While neural networks (NNs) have a large potential as goal-oriented controllers for Cyber-Physical Systems, verifying the safety of neural network based control systems (NNCSs) poses significant challenges for the practical use of NNs -- especially when safety is needed for unbounded time horizons.

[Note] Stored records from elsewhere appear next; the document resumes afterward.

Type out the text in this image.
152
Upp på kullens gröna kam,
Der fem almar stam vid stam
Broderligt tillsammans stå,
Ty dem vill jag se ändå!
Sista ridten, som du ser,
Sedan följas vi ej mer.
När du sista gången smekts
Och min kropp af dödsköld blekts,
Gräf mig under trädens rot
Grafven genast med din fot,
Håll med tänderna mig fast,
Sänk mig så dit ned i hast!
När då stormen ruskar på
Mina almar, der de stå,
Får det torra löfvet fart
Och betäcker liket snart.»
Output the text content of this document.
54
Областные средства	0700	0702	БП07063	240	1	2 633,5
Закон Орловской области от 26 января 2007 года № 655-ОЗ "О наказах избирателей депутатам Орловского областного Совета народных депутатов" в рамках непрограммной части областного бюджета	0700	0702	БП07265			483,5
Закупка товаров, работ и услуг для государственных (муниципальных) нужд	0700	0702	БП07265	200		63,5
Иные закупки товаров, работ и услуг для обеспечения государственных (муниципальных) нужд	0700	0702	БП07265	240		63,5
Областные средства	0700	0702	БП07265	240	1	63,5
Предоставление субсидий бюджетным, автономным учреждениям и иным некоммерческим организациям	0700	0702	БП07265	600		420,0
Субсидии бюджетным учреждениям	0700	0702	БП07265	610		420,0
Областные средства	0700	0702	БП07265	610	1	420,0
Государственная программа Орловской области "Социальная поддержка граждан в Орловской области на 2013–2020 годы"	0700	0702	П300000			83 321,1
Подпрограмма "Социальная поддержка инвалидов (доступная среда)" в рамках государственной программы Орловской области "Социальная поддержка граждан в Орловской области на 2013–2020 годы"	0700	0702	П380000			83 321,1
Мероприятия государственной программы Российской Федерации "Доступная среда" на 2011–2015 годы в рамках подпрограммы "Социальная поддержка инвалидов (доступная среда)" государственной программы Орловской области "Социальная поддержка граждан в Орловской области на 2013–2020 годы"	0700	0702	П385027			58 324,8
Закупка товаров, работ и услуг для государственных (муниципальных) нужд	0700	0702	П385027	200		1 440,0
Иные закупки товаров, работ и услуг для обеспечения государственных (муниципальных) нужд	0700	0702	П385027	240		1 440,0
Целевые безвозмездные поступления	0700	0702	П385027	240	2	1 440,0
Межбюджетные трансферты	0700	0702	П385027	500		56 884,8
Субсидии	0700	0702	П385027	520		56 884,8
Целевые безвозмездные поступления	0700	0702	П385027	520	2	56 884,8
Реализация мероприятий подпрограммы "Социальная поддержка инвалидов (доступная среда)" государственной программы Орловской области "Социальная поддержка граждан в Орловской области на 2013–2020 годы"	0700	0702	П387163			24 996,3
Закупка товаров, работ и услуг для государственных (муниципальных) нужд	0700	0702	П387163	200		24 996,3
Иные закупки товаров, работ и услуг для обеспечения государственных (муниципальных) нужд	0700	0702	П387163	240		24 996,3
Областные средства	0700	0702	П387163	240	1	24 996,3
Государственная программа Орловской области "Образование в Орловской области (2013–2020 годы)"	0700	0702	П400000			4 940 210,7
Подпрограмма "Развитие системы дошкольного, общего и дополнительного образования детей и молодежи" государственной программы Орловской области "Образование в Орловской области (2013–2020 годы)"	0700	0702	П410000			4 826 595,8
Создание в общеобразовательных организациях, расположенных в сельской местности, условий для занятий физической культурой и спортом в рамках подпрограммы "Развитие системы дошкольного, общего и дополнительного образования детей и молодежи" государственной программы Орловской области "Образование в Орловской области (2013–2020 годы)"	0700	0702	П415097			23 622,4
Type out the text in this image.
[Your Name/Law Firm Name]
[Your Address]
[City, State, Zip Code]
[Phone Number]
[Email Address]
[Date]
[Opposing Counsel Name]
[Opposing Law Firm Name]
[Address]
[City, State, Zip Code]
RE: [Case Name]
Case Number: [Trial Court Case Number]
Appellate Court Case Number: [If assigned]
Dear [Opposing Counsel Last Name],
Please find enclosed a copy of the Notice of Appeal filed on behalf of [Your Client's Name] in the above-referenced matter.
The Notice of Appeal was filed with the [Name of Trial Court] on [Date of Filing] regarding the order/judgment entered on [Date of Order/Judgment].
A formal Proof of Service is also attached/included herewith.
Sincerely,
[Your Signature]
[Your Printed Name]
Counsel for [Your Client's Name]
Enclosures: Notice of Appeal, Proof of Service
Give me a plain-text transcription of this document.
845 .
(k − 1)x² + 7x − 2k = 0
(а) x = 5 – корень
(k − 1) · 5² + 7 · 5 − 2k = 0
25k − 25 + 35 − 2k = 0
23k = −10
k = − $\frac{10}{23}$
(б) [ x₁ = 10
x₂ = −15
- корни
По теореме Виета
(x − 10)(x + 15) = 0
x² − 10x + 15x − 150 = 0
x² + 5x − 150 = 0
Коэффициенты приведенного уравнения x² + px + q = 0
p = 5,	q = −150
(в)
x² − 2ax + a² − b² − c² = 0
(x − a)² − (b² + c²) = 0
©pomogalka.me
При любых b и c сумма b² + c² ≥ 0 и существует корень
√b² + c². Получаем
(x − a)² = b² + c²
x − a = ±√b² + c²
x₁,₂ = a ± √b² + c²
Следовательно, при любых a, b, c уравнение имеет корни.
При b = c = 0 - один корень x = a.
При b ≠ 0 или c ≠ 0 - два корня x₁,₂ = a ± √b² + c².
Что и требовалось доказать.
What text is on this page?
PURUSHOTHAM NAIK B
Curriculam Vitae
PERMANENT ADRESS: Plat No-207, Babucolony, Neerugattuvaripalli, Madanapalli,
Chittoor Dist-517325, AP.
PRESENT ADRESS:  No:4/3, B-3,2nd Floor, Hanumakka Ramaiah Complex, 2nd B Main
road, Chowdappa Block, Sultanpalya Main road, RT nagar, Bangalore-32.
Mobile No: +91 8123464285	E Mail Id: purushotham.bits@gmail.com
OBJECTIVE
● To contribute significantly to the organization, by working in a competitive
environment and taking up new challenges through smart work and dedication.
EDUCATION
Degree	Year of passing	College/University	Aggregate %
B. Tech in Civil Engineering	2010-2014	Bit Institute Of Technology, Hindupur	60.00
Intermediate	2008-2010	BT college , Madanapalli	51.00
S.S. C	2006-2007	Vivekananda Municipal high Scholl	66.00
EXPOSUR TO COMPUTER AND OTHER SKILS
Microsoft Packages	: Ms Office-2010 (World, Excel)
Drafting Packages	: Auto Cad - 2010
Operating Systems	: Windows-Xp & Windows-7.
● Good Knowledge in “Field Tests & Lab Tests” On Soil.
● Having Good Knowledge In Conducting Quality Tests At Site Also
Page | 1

One reason for this is the intractability of NN and hybrid system analysis. We introduce VerSAILLE (Verifiably Safe AI via Logically Linked Envelopes): The first approach for the combination of differential dynamic logic (dL) and NN verification. By joining forces, we can exploit the efficiency of NN verification tools while retaining the rigor of dL. We reflect a safety proof for a controller envelope in an NN to prove the safety of concrete NNCS on an infinite-time horizon. The NN verification properties resulting from VerSAILLE typically require nonlinear arithmetic while efficient NN verification tools merely support linear arithmetic. To overcome this divide, we present Mosaic: The first sound and complete verification approach for polynomial real arithmetic properties on piece-wise linear NNs. Mosaic lifts off-the-shelf tools for linear properties to the nonlinear setting. An evaluation on case studies, including adaptive cruise control and airborne collision avoidance, demonstrates the versatility of VerSAILLE and Mosaic: It supports the certification of infinite-time horizon safety and the exhaustive enumeration of counterexample regions while significantly outperforming State-of-the-Art tools in closed-loop NNV.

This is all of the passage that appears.